Martin Kadzere : Senior Business Reporter
INSURANCE companies and pension funds have mobilised about $41 million to finance the 2016 /17 agriculture season, the Insurance and Pension Commission said yesterday. Chairperson Mrs Lynn Mukonoweshuro said in an interview insurance companies and pensions funds would participate in agriculture instruments with prescribed asset status.Some of the funds will also be channelled towards the Government’s command agriculture programme.
Recently, Government launched command agriculture with a target of financing 400 000 hectares of maize crop. The programme is expected to produce two million tonnes of maize, which would drastically cut the food import bill or eliminate it.
The Government has already appealed to pension funds to assist in raising about $350 million of the required amount.
“Our budget for the forthcoming season is $50 million and so far, we have mobilised $41,2 million. We are close to reaching the target,” said Mrs Mukonoweshuro.

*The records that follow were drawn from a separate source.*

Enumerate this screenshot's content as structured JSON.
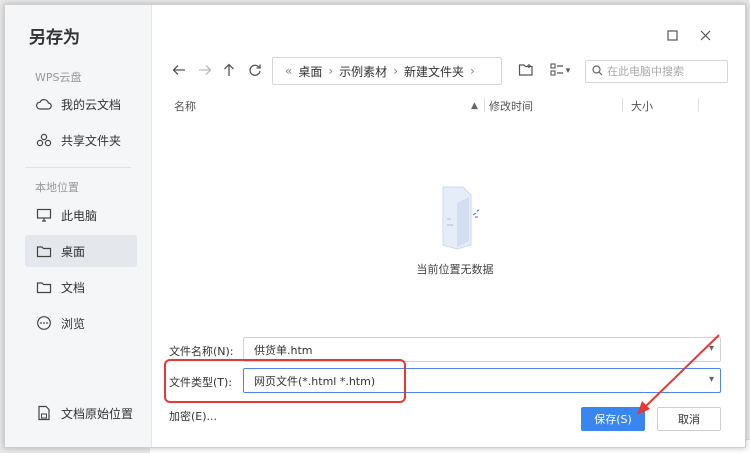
{
  "dialog": {
    "title": "另存为",
    "window_controls": {
      "maximize_icon": "square-icon",
      "close_icon": "close-icon"
    }
  },
  "sidebar": {
    "cloud_section": "WPS云盘",
    "cloud_items": [
      {
        "label": "我的云文档",
        "icon": "cloud-icon"
      },
      {
        "label": "共享文件夹",
        "icon": "share-icon"
      }
    ],
    "local_section": "本地位置",
    "local_items": [
      {
        "label": "此电脑",
        "icon": "monitor-icon"
      },
      {
        "label": "桌面",
        "icon": "folder-icon",
        "active": true
      },
      {
        "label": "文档",
        "icon": "folder-icon"
      },
      {
        "label": "浏览",
        "icon": "more-icon"
      }
    ],
    "bottom_item": {
      "label": "文档原始位置",
      "icon": "document-icon"
    }
  },
  "toolbar": {
    "breadcrumb": [
      "桌面",
      "示例素材",
      "新建文件夹"
    ],
    "search_placeholder": "在此电脑中搜索"
  },
  "columns": {
    "name": "名称",
    "modified": "修改时间",
    "size": "大小"
  },
  "empty_state": {
    "text": "当前位置无数据",
    "icon": "empty-folder-icon"
  },
  "form": {
    "filename_label": "文件名称(N):",
    "filename_value": "供货单.htm",
    "filetype_label": "文件类型(T):",
    "filetype_value": "网页文件(*.html *.htm)",
    "encrypt_label": "加密(E)..."
  },
  "buttons": {
    "save": "保存(S)",
    "cancel": "取消"
  },
  "colors": {
    "accent": "#3a86f0",
    "annotation": "#e53935"
  }
}
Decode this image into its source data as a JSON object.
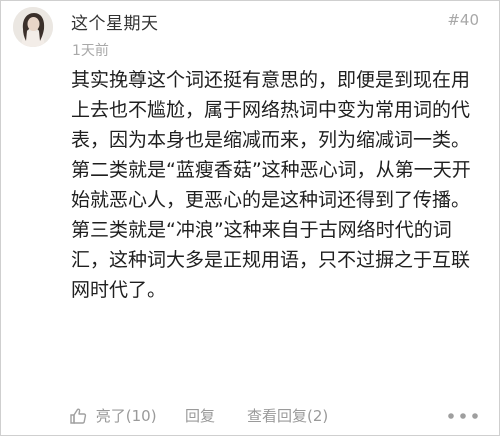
{
  "post": {
    "username": "这个星期天",
    "floor": "#40",
    "time": "1天前",
    "paragraphs": [
      "其实挽尊这个词还挺有意思的，即便是到现在用上去也不尴尬，属于网络热词中变为常用词的代表，因为本身也是缩减而来，列为缩减词一类。",
      "第二类就是“蓝瘦香菇”这种恶心词，从第一天开始就恶心人，更恶心的是这种词还得到了传播。",
      "第三类就是“冲浪”这种来自于古网络时代的词汇，这种词大多是正规用语，只不过摒之于互联网时代了。"
    ]
  },
  "actions": {
    "like_label": "亮了(10)",
    "reply_label": "回复",
    "view_replies_label": "查看回复(2)"
  },
  "icons": {
    "like": "thumbs-up-icon",
    "more": "more-dots-icon",
    "avatar": "user-avatar"
  },
  "colors": {
    "muted": "#9a9a9a",
    "text": "#1f1f1f"
  }
}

Finance and Economic Development Minister Patrick Chinamasa said the Government was engaging the banking and private sector to mobilise funds to support farmers under command agriculture.
Already, a facility to the tune of $85 million is now in place, and is being co-ordinated through the Office of the President and Cabinet.
Of the targeted hectarage, 264 000 hectares is dry land while 136 000 hectares is irrigable. This import substitution maize production programme is targeting both A1 and A2 farmer participants as well as Government institutional farms, particularly those near water bodies.
Over the past few years, the insurance and pension industry has participated in prescribed papers worth $150 million. These include housing, agriculture and energy bonds.
Pension funds are required to invest 10 percent of their assets funds in prescribed assets and 7,4 percent for life and funeral assurers. Short-term insurers and short term re-insurers are required to invest 5 percent.
While there had been an improvement in compliance to the prescribed assets requirements across the industry, a few players whose prescribed assets holdings were far above the minimum requirement accounted for the overall industry’s compliance above the minimum requirement.
The majority of the players remained non-compliant. Out of 54 underwriters that were operating as at end of March 2016, only 17 were compliant with the minimum prescribed assets ratio, according to Minister Chinamasa.